When we checked mongo logs, we noticed that actual map & reduce functions run with same speed both the times, but the difference is due to “M/R Reduce Post Processing”.
In the first case, it finishes in a jiffy & we see following lines in the log…
So post processing done in 4-5 secs.
So more than 10mins for ~50k records.
In case of deletes, TokuMX inserts a delete message into a buffer in the fractal tree but the actual entry containing the data could still be present in the leaf node. So our guess is that actual data entries are being deleted one by one during Reduce Post Processing, since new entries with same IDs need to be added.

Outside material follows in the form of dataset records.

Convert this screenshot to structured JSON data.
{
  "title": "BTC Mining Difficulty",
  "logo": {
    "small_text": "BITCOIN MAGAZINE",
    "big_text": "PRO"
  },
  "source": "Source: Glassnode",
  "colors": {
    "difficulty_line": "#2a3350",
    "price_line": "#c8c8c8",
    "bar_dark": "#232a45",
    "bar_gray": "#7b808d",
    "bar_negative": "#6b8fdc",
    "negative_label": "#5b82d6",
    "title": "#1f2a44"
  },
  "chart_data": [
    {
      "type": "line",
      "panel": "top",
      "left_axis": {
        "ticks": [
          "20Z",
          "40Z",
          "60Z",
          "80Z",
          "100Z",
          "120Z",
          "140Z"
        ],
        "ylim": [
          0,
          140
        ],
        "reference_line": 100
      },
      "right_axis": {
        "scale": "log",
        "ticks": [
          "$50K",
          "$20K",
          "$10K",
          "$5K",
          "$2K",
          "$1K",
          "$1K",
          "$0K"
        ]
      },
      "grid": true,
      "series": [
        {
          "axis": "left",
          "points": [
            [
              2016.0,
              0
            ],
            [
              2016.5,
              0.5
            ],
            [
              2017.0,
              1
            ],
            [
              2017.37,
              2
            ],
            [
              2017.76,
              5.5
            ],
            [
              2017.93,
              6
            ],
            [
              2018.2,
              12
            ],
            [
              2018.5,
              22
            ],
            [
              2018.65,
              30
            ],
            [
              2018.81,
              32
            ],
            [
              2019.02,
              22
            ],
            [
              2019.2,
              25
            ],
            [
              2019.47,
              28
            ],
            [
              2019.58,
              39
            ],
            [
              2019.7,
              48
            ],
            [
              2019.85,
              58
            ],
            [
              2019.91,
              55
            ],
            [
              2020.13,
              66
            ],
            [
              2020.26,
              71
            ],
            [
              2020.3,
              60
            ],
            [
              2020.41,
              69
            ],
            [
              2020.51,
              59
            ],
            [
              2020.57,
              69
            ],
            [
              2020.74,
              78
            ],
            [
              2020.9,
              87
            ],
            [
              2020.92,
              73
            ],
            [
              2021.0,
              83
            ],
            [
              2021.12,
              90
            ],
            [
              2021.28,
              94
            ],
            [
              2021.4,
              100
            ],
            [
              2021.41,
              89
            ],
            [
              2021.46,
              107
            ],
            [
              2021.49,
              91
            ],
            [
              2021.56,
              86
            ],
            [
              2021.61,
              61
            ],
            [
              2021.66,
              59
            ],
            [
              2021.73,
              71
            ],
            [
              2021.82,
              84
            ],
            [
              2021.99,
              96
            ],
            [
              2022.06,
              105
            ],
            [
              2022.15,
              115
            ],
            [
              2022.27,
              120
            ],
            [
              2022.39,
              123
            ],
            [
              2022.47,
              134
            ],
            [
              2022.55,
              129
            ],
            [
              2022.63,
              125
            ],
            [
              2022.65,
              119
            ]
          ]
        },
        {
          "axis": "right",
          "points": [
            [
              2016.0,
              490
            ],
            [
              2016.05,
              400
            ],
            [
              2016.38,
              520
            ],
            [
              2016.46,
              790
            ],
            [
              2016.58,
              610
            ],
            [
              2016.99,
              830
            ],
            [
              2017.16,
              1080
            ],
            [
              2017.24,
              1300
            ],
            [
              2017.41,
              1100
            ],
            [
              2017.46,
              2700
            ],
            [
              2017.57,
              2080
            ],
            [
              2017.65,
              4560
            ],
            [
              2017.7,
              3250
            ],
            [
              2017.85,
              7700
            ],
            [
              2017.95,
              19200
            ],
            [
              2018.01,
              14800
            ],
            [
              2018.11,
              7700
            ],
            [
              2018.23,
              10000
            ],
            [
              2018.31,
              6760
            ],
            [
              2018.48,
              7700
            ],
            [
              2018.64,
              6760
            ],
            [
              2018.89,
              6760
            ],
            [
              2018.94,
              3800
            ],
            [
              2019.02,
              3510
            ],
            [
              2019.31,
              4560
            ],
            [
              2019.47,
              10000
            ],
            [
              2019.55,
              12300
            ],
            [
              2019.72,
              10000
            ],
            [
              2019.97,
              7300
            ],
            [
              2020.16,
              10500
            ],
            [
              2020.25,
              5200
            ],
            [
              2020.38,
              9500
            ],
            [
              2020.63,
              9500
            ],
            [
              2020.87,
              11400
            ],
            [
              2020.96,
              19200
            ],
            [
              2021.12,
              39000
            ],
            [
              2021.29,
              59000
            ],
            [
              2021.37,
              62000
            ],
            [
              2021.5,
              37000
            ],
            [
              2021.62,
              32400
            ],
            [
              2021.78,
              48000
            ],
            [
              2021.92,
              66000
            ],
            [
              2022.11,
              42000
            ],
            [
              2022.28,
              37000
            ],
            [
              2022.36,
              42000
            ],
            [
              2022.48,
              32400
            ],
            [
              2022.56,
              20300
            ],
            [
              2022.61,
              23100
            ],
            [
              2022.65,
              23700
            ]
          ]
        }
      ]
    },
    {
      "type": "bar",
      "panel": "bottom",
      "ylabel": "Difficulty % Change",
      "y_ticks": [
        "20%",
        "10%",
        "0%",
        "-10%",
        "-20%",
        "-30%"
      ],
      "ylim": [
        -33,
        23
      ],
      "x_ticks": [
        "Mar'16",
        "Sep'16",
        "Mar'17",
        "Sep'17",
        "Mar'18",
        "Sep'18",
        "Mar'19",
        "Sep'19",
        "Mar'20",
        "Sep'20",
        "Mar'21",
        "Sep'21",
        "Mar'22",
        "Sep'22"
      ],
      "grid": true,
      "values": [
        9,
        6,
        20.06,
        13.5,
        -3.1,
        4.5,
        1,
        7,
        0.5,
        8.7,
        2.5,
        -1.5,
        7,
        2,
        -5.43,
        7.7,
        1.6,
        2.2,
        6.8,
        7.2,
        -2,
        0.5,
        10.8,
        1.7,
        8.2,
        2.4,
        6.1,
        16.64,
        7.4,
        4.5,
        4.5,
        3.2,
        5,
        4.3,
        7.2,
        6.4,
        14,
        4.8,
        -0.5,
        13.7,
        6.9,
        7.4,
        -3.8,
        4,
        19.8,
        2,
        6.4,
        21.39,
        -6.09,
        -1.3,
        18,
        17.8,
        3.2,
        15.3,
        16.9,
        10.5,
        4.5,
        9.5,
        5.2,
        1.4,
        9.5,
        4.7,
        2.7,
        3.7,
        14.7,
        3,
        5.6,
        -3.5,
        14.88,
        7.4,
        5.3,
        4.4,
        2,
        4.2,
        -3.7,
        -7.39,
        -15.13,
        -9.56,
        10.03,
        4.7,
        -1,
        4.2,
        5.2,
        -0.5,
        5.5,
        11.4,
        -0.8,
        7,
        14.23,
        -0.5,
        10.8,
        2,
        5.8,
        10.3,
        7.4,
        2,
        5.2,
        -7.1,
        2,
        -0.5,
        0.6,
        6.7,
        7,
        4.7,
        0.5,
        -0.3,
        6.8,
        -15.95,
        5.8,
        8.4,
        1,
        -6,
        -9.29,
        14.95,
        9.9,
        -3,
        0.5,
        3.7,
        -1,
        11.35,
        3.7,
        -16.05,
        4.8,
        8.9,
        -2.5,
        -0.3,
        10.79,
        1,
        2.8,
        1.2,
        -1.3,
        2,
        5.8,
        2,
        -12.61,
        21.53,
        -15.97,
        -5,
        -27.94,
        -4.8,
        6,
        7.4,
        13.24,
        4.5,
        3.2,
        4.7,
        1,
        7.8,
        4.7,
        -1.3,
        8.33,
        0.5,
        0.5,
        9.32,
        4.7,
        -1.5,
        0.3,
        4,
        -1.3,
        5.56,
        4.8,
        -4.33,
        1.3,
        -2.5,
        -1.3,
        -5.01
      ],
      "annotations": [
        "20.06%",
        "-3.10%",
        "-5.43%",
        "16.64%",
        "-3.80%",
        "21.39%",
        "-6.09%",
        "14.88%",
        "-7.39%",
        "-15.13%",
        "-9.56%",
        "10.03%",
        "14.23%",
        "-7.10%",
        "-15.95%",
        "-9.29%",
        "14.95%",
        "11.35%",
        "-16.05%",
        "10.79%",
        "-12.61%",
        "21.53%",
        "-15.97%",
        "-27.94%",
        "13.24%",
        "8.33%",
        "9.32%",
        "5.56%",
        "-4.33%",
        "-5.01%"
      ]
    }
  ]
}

Yes, we have observed the mapReduce performance issue in both TokuMX as well as PSMDB using the PerconaFT engine. Your observations regarding the delete messages are also correct. Node deletes are the Achilles Heel of the fractal tree. Sadly, now that PerconaFT has been deprecated for PSMDB and Aggregation Pipeline is now preferred over mapReduce in most scenarios, it is not on our road map to address this issue at the present time.
If you require mapReduce functionality, I recommend migrating to Percona Server for MongoDB with the rocksdb or wiredTiger storage engines.
Appreciate your response & I understand this.
Aggregation would not suffice for our needs & we cannot avoid using map-reduce. We would consider migrating to PSMDB with rocksdb or wiredTiger.